Resistance training suppressed ghrelin for a slightly longer window (about 90 minutes versus 45 minutes for cardio), but it didn’t boost the fullness signal the way cardio did. If overeating after workouts is a challenge for you, cardio may offer a slight appetite-regulation advantage.

How Much Exercise You Actually Need

The American College of Sports Medicine’s position on weight loss lays out specific thresholds. Getting 150 to 250 minutes per week of moderate-intensity activity (like brisk walking or easy jogging) is enough to prevent weight gain but produces only modest weight loss. To see clinically significant results, you need more than 250 minutes per week. For long-term weight loss and maintenance, the recommendation is 200 to 300 minutes weekly.
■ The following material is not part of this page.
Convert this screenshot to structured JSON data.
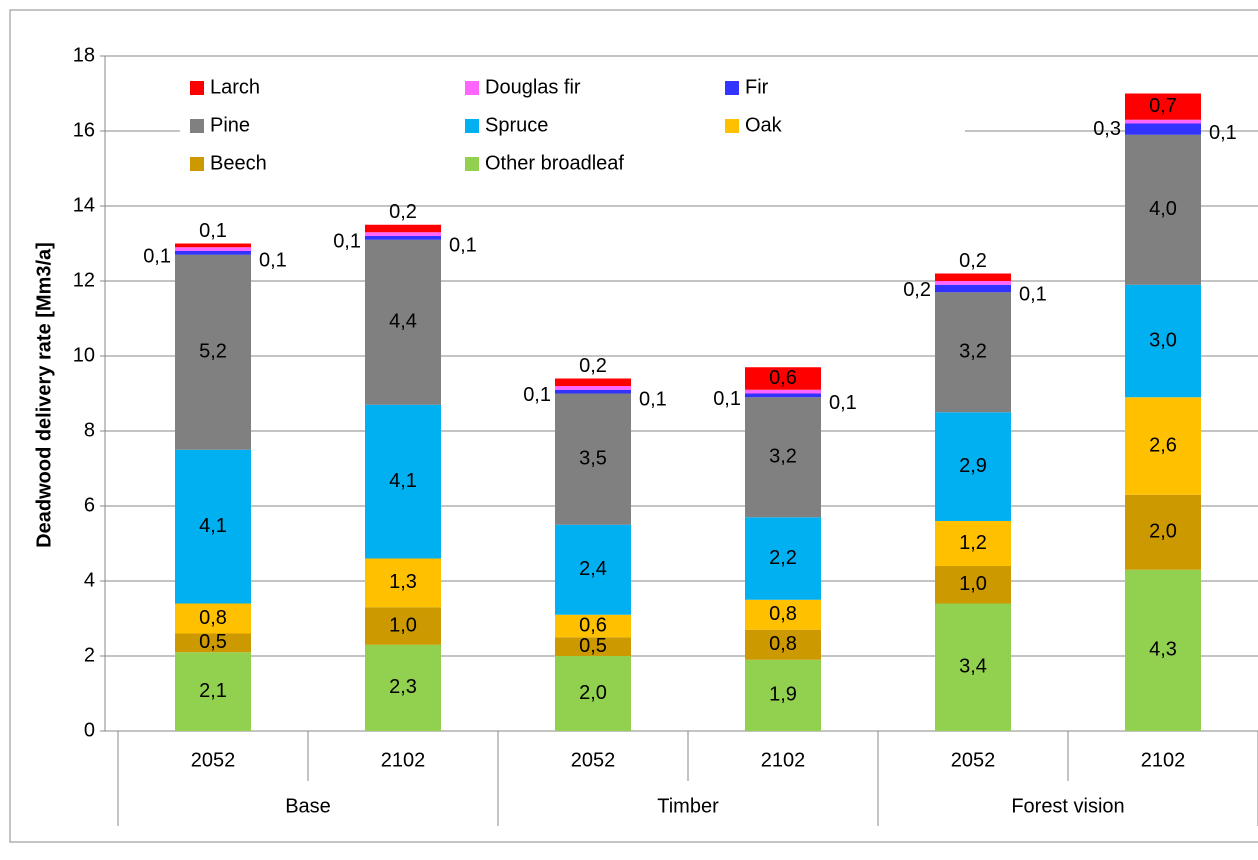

The ACSM’s position on resistance training is notably different: it does not enhance weight loss on its own, but it increases fat-free mass and promotes greater fat loss relative to the weight you do lose. In other words, lifting reshapes what your weight is made of, even when it doesn’t change the total number much.

The Case for Doing Both

If you only have time for one type of exercise and your sole goal is losing the most weight, cardio wins. It burns more total calories per session, produces larger drops in body weight and fat mass, and has a stronger effect on appetite hormones that help control overeating.

But if your goal is to look and feel leaner (not just lighter), adding resistance training changes the outcome significantly. Lifting preserves the muscle that keeps your metabolism higher, improves your body composition so you look more toned at the same weight, and protects your strength during a calorie deficit. In the studies that combined both, fat loss was the highest of any group, even though total weight loss wasn’t much different from cardio alone. That gap between weight lost and fat lost is all muscle that was saved.

For most people, the practical sweet spot is three to four days of moderate cardio for calorie burning and appetite control, plus two to three days of resistance training to protect muscle and metabolism. The cardio does the heavy lifting on the calorie deficit. The weights make sure the weight you lose is the weight you actually want to lose.